A core feature of LINQ is the ability to use the where method to filter data. A set and filtering condition proxy are provided, and the filtered results are matched by inertia during iteration. Each matching filtering condition returns a result. This is a bit like the list <t>. findall method, but LINQ supports evaluate the inertia of all objects that implement the ienumerable <t> interface. Although C #3 and later support LINQ, we can also use existing knowledge to implement the where Statement of LINQ to a certain extent. The Code is as follows:
public static IEnumerable<T> Where<T>(IEnumerable<T> source, Predicate<T> predicate){ if (source == null || predicate == null) throw new ArgumentNullException(); return WhereImpl(source, predicate);}private static IEnumerable<T> WhereImpl<T>(IEnumerable<T> source, Predicate<T> predicate){ foreach (T item in source) { if (predicate(item)) yield return item; }}IEnumerable<String> lines = ReadLines("FakeLinq.cs");Predicate<String> predicate = delegate(String line){ return line.StartsWith("using");};
In the above Code, we divide the entire implementation into two parts: parameter verification and specific logic. Although it looks strange, it is necessary for error handling. If you put these two methods in one method, if you call where <string> (null, null), no problem will occur. At least the expected exception is not thrown. This is because of the inertia evaluation mechanism of iteration blocks.
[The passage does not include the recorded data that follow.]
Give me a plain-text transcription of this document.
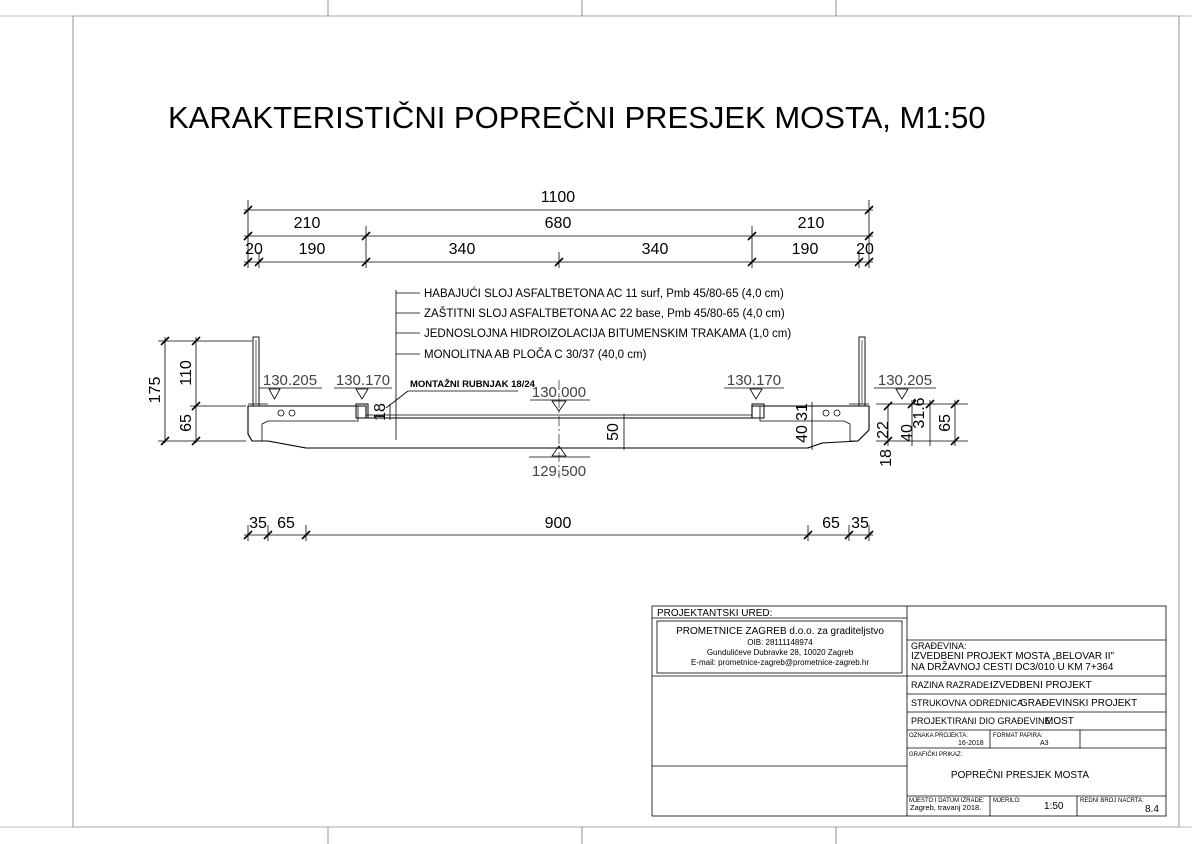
KARAKTERISTIČNI POPREČNI PRESJEK MOSTA, M1:50
1100
210	680	210
20 190	340	340	190 20
HABAJUĆI SLOJ ASFALTBETONA AC 11 surf, Pmb 45/80-65 (4,0 cm)
ZAŠTITNI SLOJ ASFALTBETONA AC 22 base, Pmb 45/80-65 (4,0 cm)
JEDNOSLOJNA HIDROIZOLACIJA BITUMENSKIM TRAKAMA (1,0 cm)
MONOLITNA AB PLOČA C 30/37 (40,0 cm)
MONTAŽNI RUBNJAK 18/24
130.205 130.170
130.000
130.170	130.205
129.500
175
110
65
18
50	40
31
22 40
31.6 65
18
35 65	900	65 35
PROJEKTANTSKI URED:
PROMETNICE ZAGREB d.o.o. za graditeljstvo
OIB: 28111148974
Gundulićeve Dubravke 28, 10020 Zagreb
E-mail: prometnice-zagreb@prometnice-zagreb.hr
GRAĐEVINA:
IZVEDBENI PROJEKT MOSTA „BELOVAR II"
NA DRŽAVNOJ CESTI DC3/010 U KM 7+364
RAZINA RAZRADE:
IZVEDBENI PROJEKT
STRUKOVNA ODREDNICA:
GRAĐEVINSKI PROJEKT
PROJEKTIRANI DIO GRAĐEVINE:
MOST
OZNAKA PROJEKTA:
16-2018
FORMAT PAPIRA:
A3
GRAFIČKI PRIKAZ:
POPREČNI PRESJEK MOSTA
MJESTO I DATUM IZRADE:
Zagreb, travanj 2018.
MJERILO: 1:50	REDNI BROJ NACRTA:
8.4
Before the movenext method is called for the first time during user iteration, the code in the method body is not executed, as shown in section 2.2. If you are eager to judge the parameters of the method, nothing can delay the exception, which makes tracking of bugs difficult. The standard practice is the code above. The method is divided into two parts: one is to verify the parameters as the common method, and the other is to use iterative blocks to perform inert processing on the main logical data.
The subject of the iteration block is intuitive. You can use the predict proxy method to determine the elements one by one in the set. If the conditions are met, the result is returned. If the condition is not met, the next iteration is performed until the condition is met. It is very difficult to implement this logic in C #1, especially to implement its generic version.
The code below demonstrates reading data using the previous Readline method, then using our where method to filter and obtain rows starting with using in line, and using file. readalllines and array. the biggest difference between findall <string> Implementation of this logic is that our method is completely inert and streamlined (streaming ). Each time, only one row is requested and processed in the memory. Of course, if the file is small, there is no difference, but if the file is large, such as the log file on G, the advantages of this method will be apparent.
4. Summary
C # indirect implementation of many design patterns makes it easy to implement these patterns. It has fewer features than direct implementation for a specific design pattern. From the foreach code, we can see that C #1 provides direct support for the iterator mode, but does not effectively support the set of iteration. Implementing a correct ienumerable for a set is time-consuming and error-prone and boring. In C #2, the compiler has done a lot of work for us and implemented a state machine for iteration.
This article also shows a function similar to that of LINQ: Filter collections. Ienumerable <t> is one of the most important interfaces in LINQ. If you want to implement your own LINQ operations on LINQ to object, then, you will sincerely lament the powerful functions of this interface and the usefulness of the iterative Blocks provided by C # language.
This article also shows examples of how to use iterative blocks in actual projects to make the code easier to read and more logically. We hope these examples will help you understand iteration.